Modern shifts seem to influence not only the way people conduct business but how they communicate. How often do you, a customer or potential client, get emails or calls from people with different offers? I bet you get them often. Some of them are appealing; others offer you something. However, certain messages may annoy you due to their aggressive or pushy approach. 

Having encountered this issue in my content outreach experience, I decided to research it and define the line between assertiveness and aggression in communication. What are the red flags for future cooperation, and how to approach your target in a healthy way? 

Assertive behavior

First of all, what is assertive behavior? There are many notions, especially concerning different types of communication. Yet, the common thread that unites all of them is respect. People have certain boundaries that, if crossed, the actions will trigger adverse reactions. 

Assertive communication is the expression of the ideas or thoughts directly within the concepts of Honesty, Appropriateness and Respect. Effects of business communication that have them at the core can bring benefits. Yet, if the message is too straightforward, it can lead to obstruction of communication instead of being effective. 

Pushy behavior

Compared to the healthy way of negotiating, the particular one involves ignoring other people’s wishes and boundaries. One of the definitions of aggressive behavior suggests that a person would try to win at all costs, showing no empathy and denying other people’s rights.

Real-life example: Aggressive behavior on point

Let’s consider the vivid example that one of my colleagues happened to experience. Say, his name is Mr Jones. He was called by the marketing managers with the offer for the fourth time in one month. After the first call, Jones said, “I am not interested, thank you”. Upon the second and third one, they were insisting on offering additional value, information and promotions. 

The fourth time, my colleague, knowing how sales teams work, confronted them. He asked, “You know my name?” and continued, “I assume that you do. Open your CRM, delete my name, and leave a note ‘Don’t mess with Jones’ for other managers”. 

As you may suggest, he was using a more strong word I decided to replace for the sake of appropriateness. Is this an example of aggressive behavior? For sure, from both of the parties. 

It illustrates not only the ignorance of the wishes of other people but the evident effect of the invasive approach – aggression trigger. That is why I do only 3 follow ups in my email outreach.

For sure, a marketer could say that sales managers make such cold calls all the time. However, the particular company crossed the line making the communication inappropriate. In personal communication, pushy behavior is about “me and ego”. Within the business realm, it is concerned solely with business, profit, impatience, and arrogance.

Crossing no Lines: How to Do Communication Right

What is the assertive and not pushy message, then? From my experience, a diplomatic approach with tact, listening, attention, and curiosity is a basis for appropriate communication. These concepts can let you design a message that will be welcoming and yet confident, led by the goal. Sure, your objective is to sell a product, ask for a favor or start cooperation. 
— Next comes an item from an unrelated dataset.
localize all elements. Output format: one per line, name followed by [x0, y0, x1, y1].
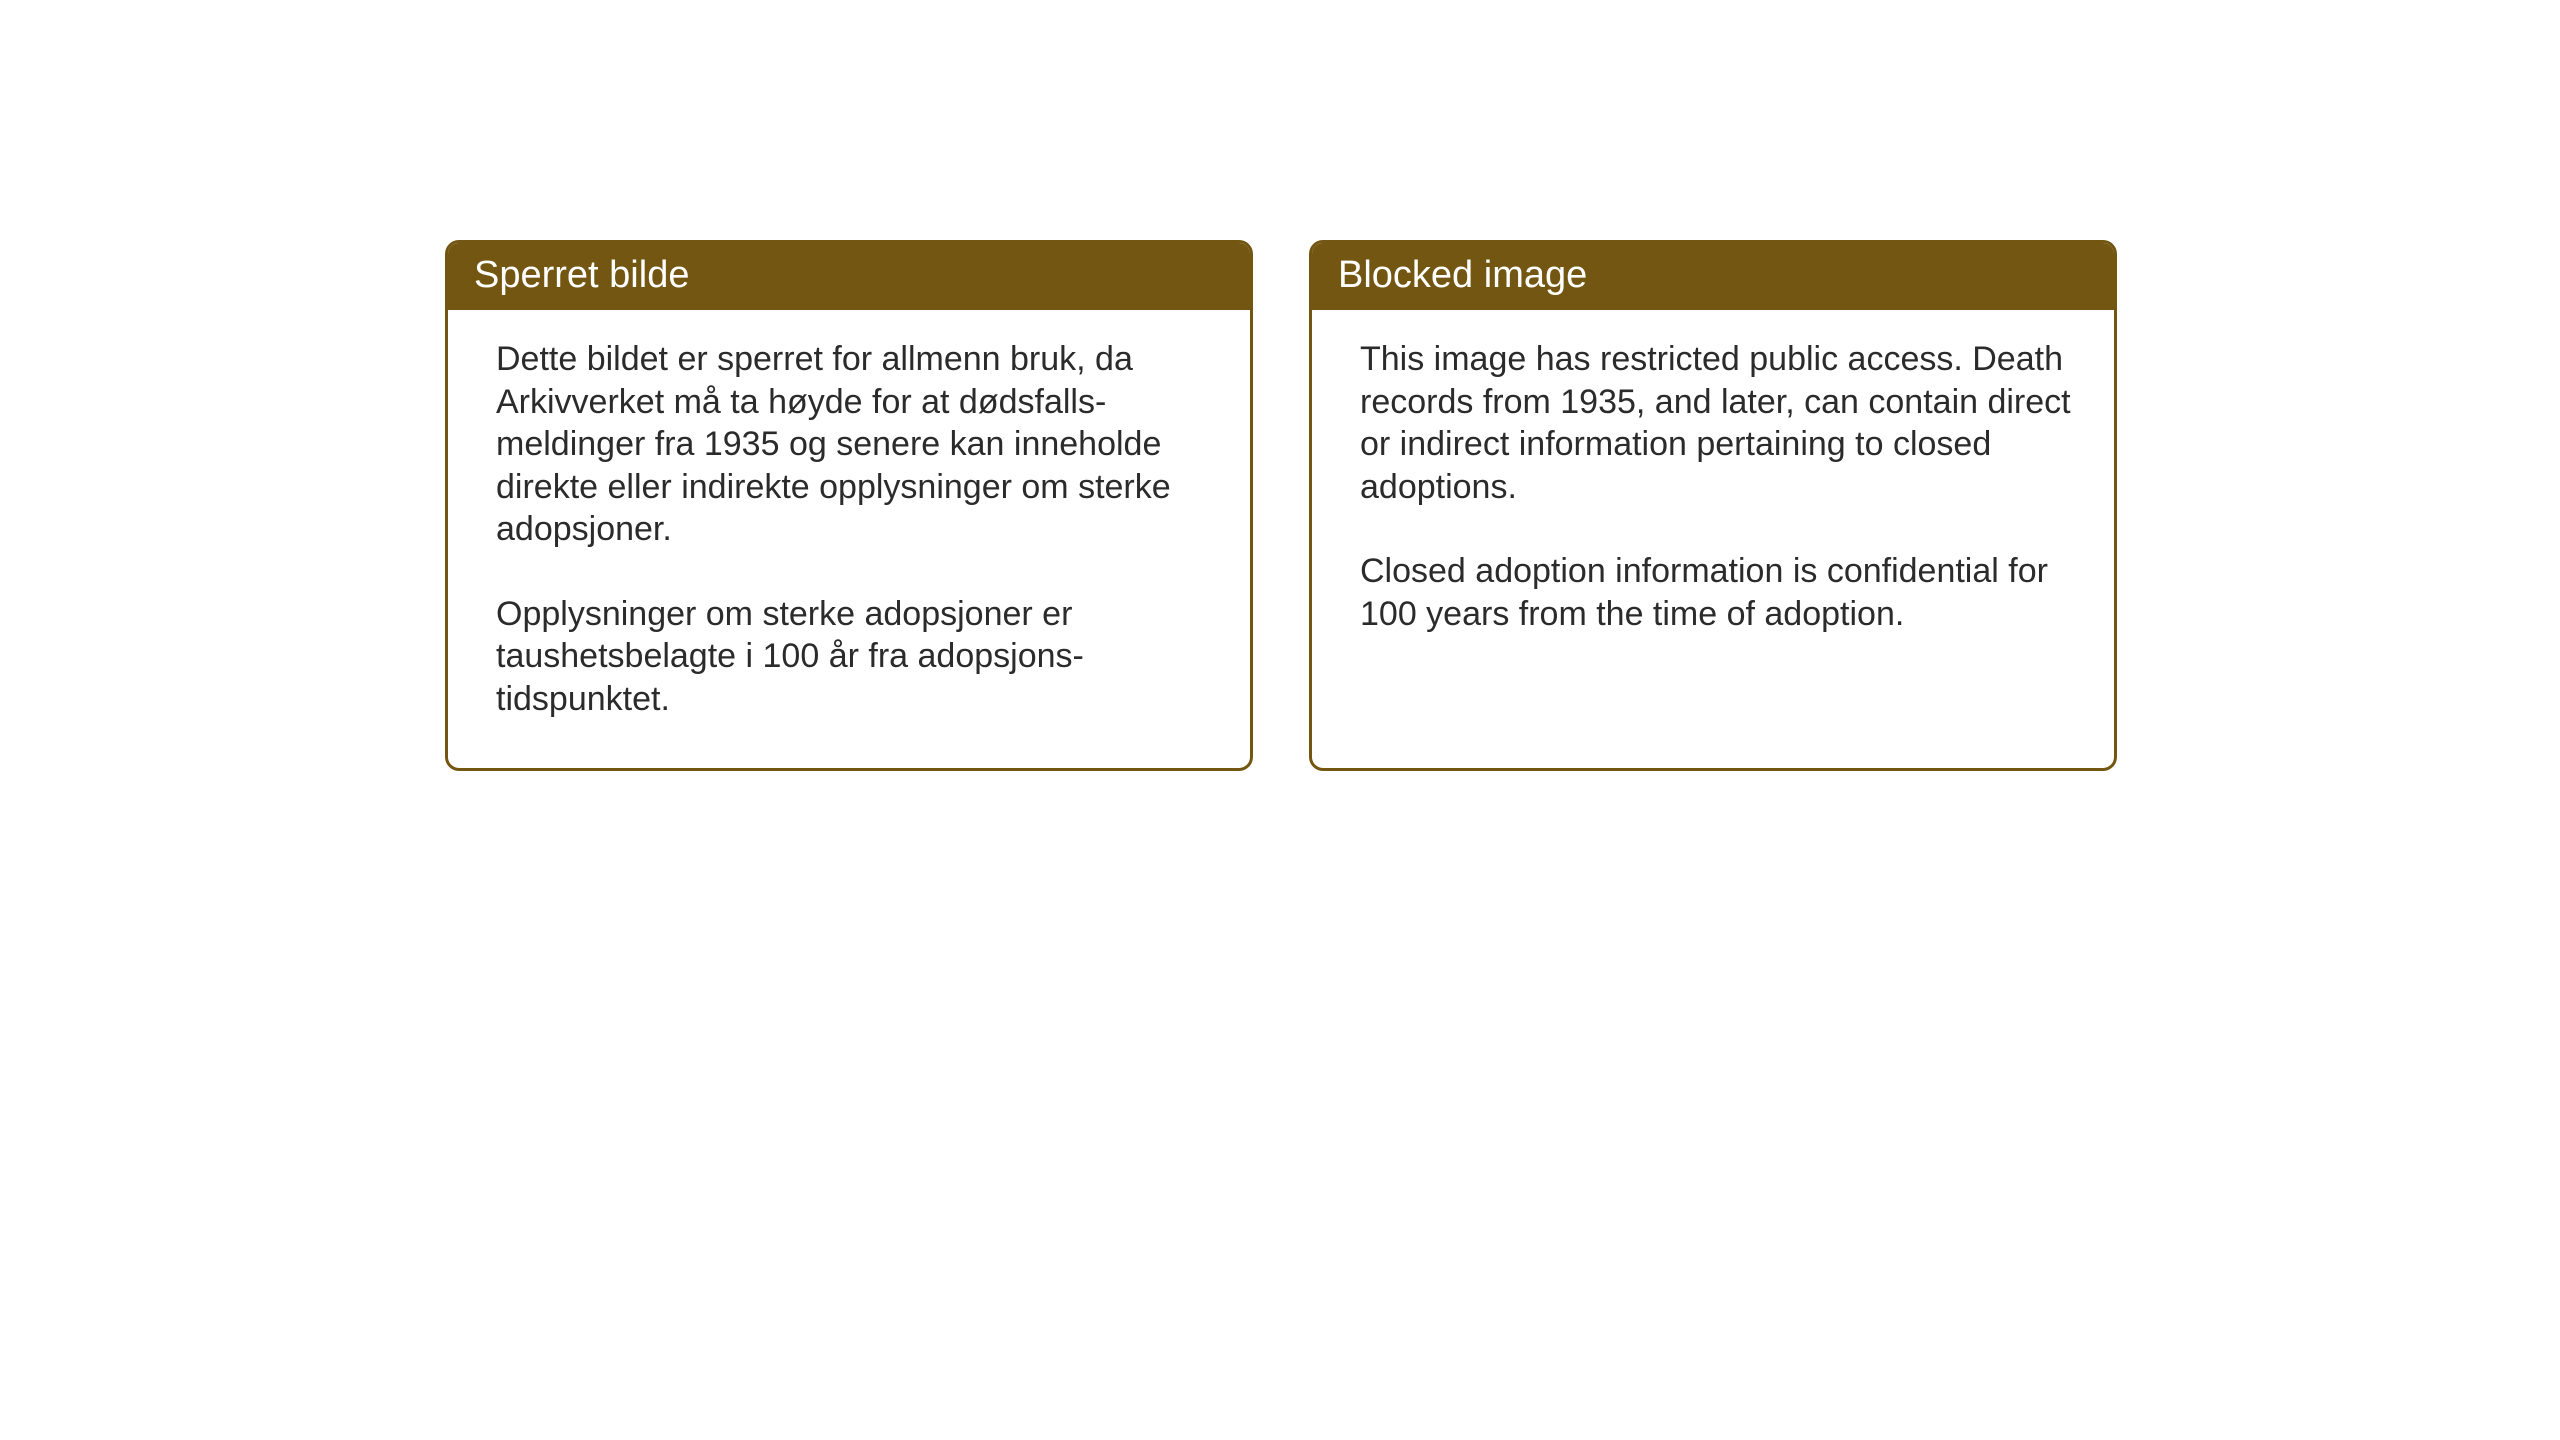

However, do not lie to yourself; business rules contemplate that you get benefit with the least effort possible. Productivity and effectiveness are priorities. You may have time limits, pressure from the boss, or a lack of funds. All these can influence you, yet, should not impact your message and make it pushy.

I work a lot with outreach, both as a sender and receiver, and try to implement only healthy practices. Before all, I am not a saint, as the outreach is not perfect. Many consider it to be annoying. 

How would you react to a writer knocking on your door and asking to read his article? If it is a workplace, you would ask a receptionist to say that you went for dinner or were busy. 

If someone knocks on your home or your holiday room door, what would you do? Right, send them away. Why? It is unprofessional and violates all the things mentioned before.

In my defense, I would say that I use a business email finder that looks for corporate emails. I fully understand that people would be cautious about messages from a person they don’t know. Besides, people usually keep their emails, phone numbers, and addresses under the radar. However, there is still a way to do it right.

Approach with tact 

The importance of business communication comes from the impact on the sender. If you want to make the right impression even though your email will intrude on the recipient’s box, you should prepare your message and introduction. It comes in line with a tip on assertiveness: underline what your message really conveys, not the meaning one may think. Thus, show empathy and understanding of the situation.

Listen and observe to understand the needs

Assertiveness requires keeping boundaries. For this purpose, you should know them. Following, you either listen to them or do research. What for? To understand their needs and look from their viewpoint. If you know them, you can start with the answer to their demands, developing their interest. 

Be attentive and curious

Assertive communication in outreach is about showing confidence in what you offer and being attentive to the recipient. I mean paying attention to the recipient and designing an approach with the belief that you can help each other. Yet, it requires curiosity and readiness to explore their profiles or answers.

Summing up, there is a clear line between assertive and aggressive communication. I would say that it refers to respect for the recipient and the appropriateness of the message. Be confident, but don’t overstep boundaries.